In recent years, Uzbekistan has established itself as one of the most dynamically developing economies within the Shanghai Cooperation Organization (SCO). The country is not only becoming an active participant in trade flows but also a key platform for implementing large-scale investment initiatives. Its strategic geographic location, political stability, wide-ranging reforms, and favorable investment climate ensure a steady inflow of capital from all SCO member states.
By the end of 2024, Uzbekistan’s foreign trade turnover with SCO countries reached USD 32.5 billion, an increase of 1.4% compared to the previous year. In January–July 2025 alone, this figure rose by 15%, amounting to USD 20.8 billion, including USD 5.7 billion in exports and USD 15.1 billion in imports. This growth reflects not only expanding trade volumes but also deeper integration with key partners.
Expanding Investment Presence
The dynamics of investment are no less significant. Since the beginning of 2025, more than 1,300 new enterprises with SCO member-state participation have been established in Uzbekistan, bringing the total to over 9,900 companies-a 15% increase since the start of the year. Particularly notable is the growth of enterprises with 100% foreign ownership, which has exceeded 18%. This demonstrates investors’ confidence in Uzbekistan’s jurisdiction and their willingness to develop business both independently and through joint ventures.

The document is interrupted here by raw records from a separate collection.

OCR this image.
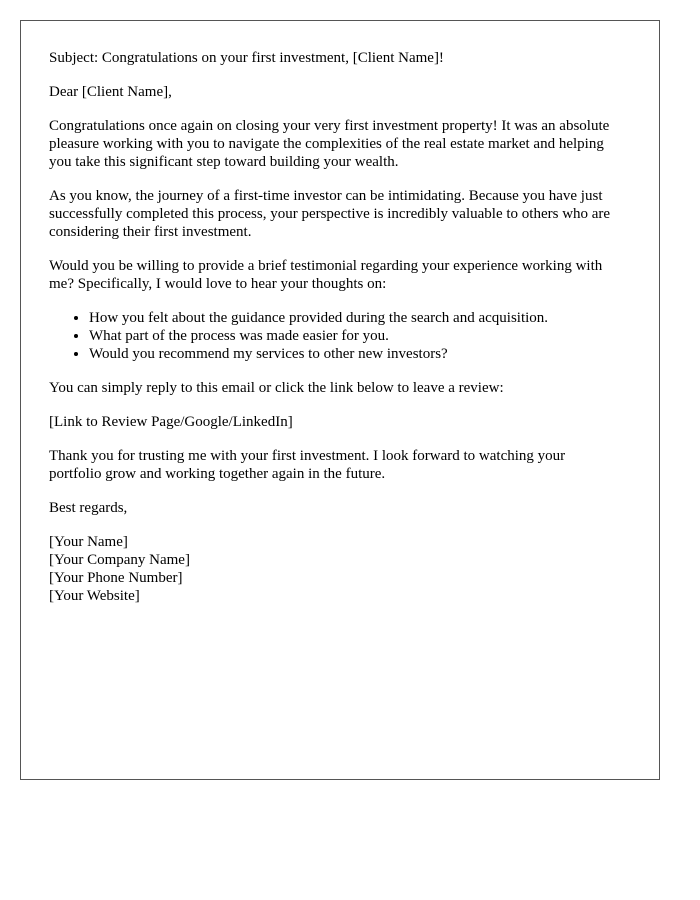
Subject: Congratulations on your first investment, [Client Name]!

Dear [Client Name],

Congratulations once again on closing your very first investment property! It was an absolute pleasure working with you to navigate the complexities of the real estate market and helping you take this significant step toward building your wealth.

As you know, the journey of a first-time investor can be intimidating. Because you have just successfully completed this process, your perspective is incredibly valuable to others who are considering their first investment.

Would you be willing to provide a brief testimonial regarding your experience working with me? Specifically, I would love to hear your thoughts on:

• How you felt about the guidance provided during the search and acquisition.
• What part of the process was made easier for you.
• Would you recommend my services to other new investors?

You can simply reply to this email or click the link below to leave a review:

[Link to Review Page/Google/LinkedIn]

Thank you for trusting me with your first investment. I look forward to watching your portfolio grow and working together again in the future.

Best regards,

[Your Name]
[Your Company Name]
[Your Phone Number]
[Your Website]
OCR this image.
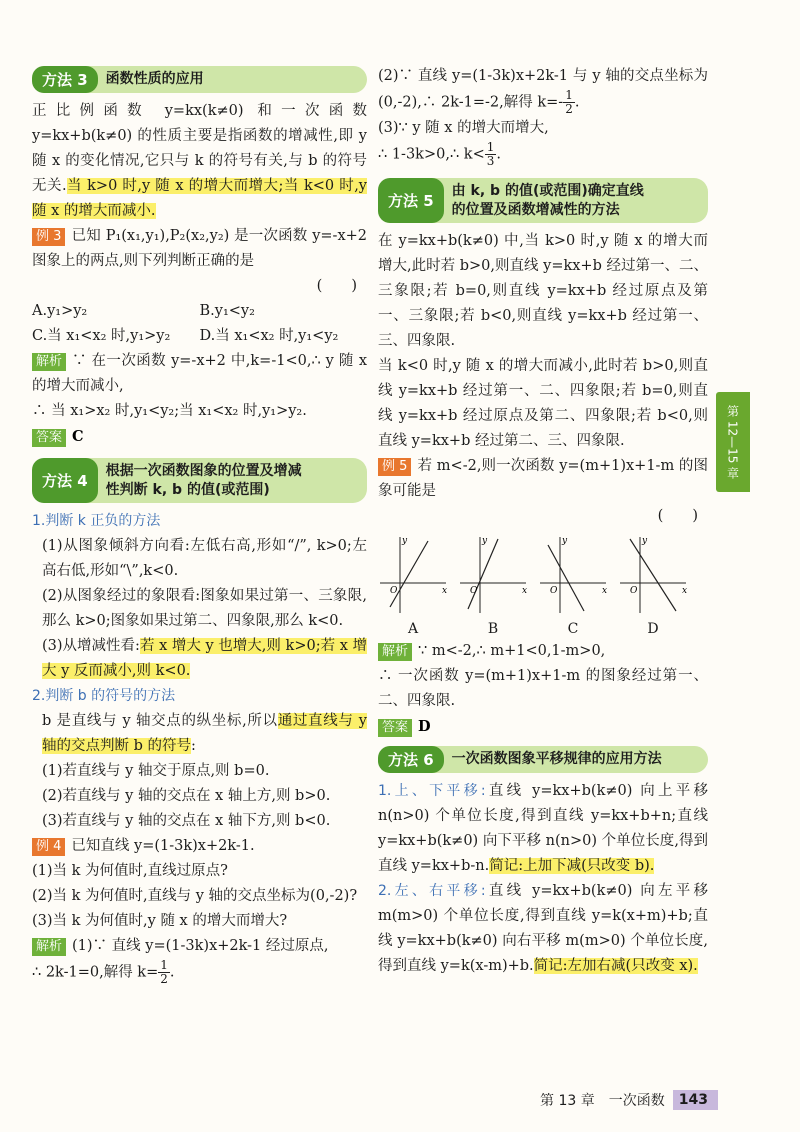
方法 3	函数性质的应用

正比例函数 y=kx(k≠0) 和一次函数 y=kx+b(k≠0) 的性质主要是指函数的增减性,即 y 随 x 的变化情况,它只与 k 的符号有关,与 b 的符号无关.当 k>0 时,y 随 x 的增大而增大;当 k<0 时,y 随 x 的增大而减小.

例 3 已知 P₁(x₁,y₁),P₂(x₂,y₂) 是一次函数 y=-x+2 图象上的两点,则下列判断正确的是

(　　)

A.y₁>y₂	B.y₁<y₂
C.当 x₁<x₂ 时,y₁>y₂	D.当 x₁<x₂ 时,y₁<y₂

解析 ∵ 在一次函数 y=-x+2 中,k=-1<0,∴ y 随 x 的增大而减小,

∴ 当 x₁>x₂ 时,y₁<y₂;当 x₁<x₂ 时,y₁>y₂.

答案 C

方法 4
根据一次函数图象的位置及增减
性判断 k, b 的值(或范围)
1.判断 k 正负的方法

(1)从图象倾斜方向看:左低右高,形如“/”, k>0;左高右低,形如“\”,k<0.

(2)从图象经过的象限看:图象如果过第一、三象限,那么 k>0;图象如果过第二、四象限,那么 k<0.

(3)从增减性看:若 x 增大 y 也增大,则 k>0;若 x 增大 y 反而减小,则 k<0.

2.判断 b 的符号的方法

b 是直线与 y 轴交点的纵坐标,所以通过直线与 y 轴的交点判断 b 的符号:

(1)若直线与 y 轴交于原点,则 b=0.

(2)若直线与 y 轴的交点在 x 轴上方,则 b>0.

(3)若直线与 y 轴的交点在 x 轴下方,则 b<0.

例 4 已知直线 y=(1-3k)x+2k-1.

(1)当 k 为何值时,直线过原点?

(2)当 k 为何值时,直线与 y 轴的交点坐标为(0,-2)?

(3)当 k 为何值时,y 随 x 的增大而增大?

解析 (1)∵ 直线 y=(1-3k)x+2k-1 经过原点,

∴ 2k-1=0,解得 $k= \frac{1}{2}$ .

(2)∵ 直线 y=(1-3k)x+2k-1 与 y 轴的交点坐标为(0,-2),∴ 2k-1=-2,解得 $k=- \frac{1}{2}$ .

(3)∵ y 随 x 的增大而增大,

∴ 1-3k>0,∴ $k< \frac{1}{3}$ .

方法 5
由 k, b 的值(或范围)确定直线
的位置及函数增减性的方法

在 y=kx+b(k≠0) 中,当 k>0 时,y 随 x 的增大而增大,此时若 b>0,则直线 y=kx+b 经过第一、二、三象限;若 b=0,则直线 y=kx+b 经过原点及第一、三象限;若 b<0,则直线 y=kx+b 经过第一、三、四象限.

当 k<0 时,y 随 x 的增大而减小,此时若 b>0,则直线 y=kx+b 经过第一、二、四象限;若 b=0,则直线 y=kx+b 经过原点及第二、四象限;若 b<0,则直线 y=kx+b 经过第二、三、四象限.

例 5 若 m<-2,则一次函数 y=(m+1)x+1-m 的图象可能是

(　　)

y
x
O
A
y
x
O
B
y
x
O
C
y
x
O
D

解析 ∵ m<-2,∴ m+1<0,1-m>0,

∴ 一次函数 y=(m+1)x+1-m 的图象经过第一、二、四象限.

答案 D

方法 6	一次函数图象平移规律的应用方法

1.上、下平移:直线 y=kx+b(k≠0) 向上平移 n(n>0) 个单位长度,得到直线 y=kx+b+n;直线 y=kx+b(k≠0) 向下平移 n(n>0) 个单位长度,得到直线 y=kx+b-n.简记:上加下减(只改变 b).

2.左、右平移:直线 y=kx+b(k≠0) 向左平移 m(m>0) 个单位长度,得到直线 y=k(x+m)+b;直线 y=kx+b(k≠0) 向右平移 m(m>0) 个单位长度,得到直线 y=k(x-m)+b.简记:左加右减(只改变 x).

第 12—15 章
第 13 章　一次函数	143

Russia and China remain the largest sources of investment. Moscow traditionally leads in industry, energy, metallurgy, and mechanical engineering, while also advancing digital technologies. Beijing serves as a key driver of innovation, investing actively in IT, green energy, and transport projects. The cumulative volume of Chinese investments has exceeded USD 60 billion, including automotive manufacturing and joint electric vehicle production. Russian businesses, in turn, are strengthening their positions in oil and gas, machinery, and education, creating a sustainable basis for long-term cooperation.
Kazakhstan holds a special position due to mutual investment flows: more than 1,100 Kazakh-owned enterprises operate in Uzbekistan, while Uzbek businesses are actively expanding in Kazakhstan. This reciprocal model is shaping a common economic space, particularly in logistics and digitalization. Belarus, Tajikistan, and Kyrgyzstan contribute smaller investment volumes, but their role in mechanical engineering, energy, trade, and services remains significant. Meanwhile, Iran and India are expanding their presence in industry, pharmaceuticals, and high-tech sectors, while Pakistan invests in textiles, agriculture, and trade. Together, these complementary areas form a diversified investment landscape.
A New Focus: Tourism
Beyond industry and energy, tourism has emerged as a new vector of cooperation. SCO countries are investing in hotels, tourism complexes, and transport infrastructure. Uzbekistan’s rich historical and cultural heritage is transforming tourism into a new driver of economic growth. The development of tourism clusters in Samarkand, Bukhara, and Khiva has the potential to attract millions of travelers and, in the long term, generate revenues comparable to those of the industrial sector.
Conclusion
Recent experience shows that SCO member-state investments encompass nearly every sector of Uzbekistan’s economy—from heavy industry and machinery to pharmaceuticals, digital technologies, and tourism. Russia provides a solid industrial foundation, China drives innovation, Kazakhstan strengthens logistics and digital projects, while other member states build their niches in energy, agriculture, and services.
The main conclusion is clear: Uzbekistan is emerging as an economic bridge between East and West, and partnership within the SCO is becoming a strategic guarantee of sustainable development, paving the way for sectoral diversification, the growth of enterprises, and the expansion of technological potential.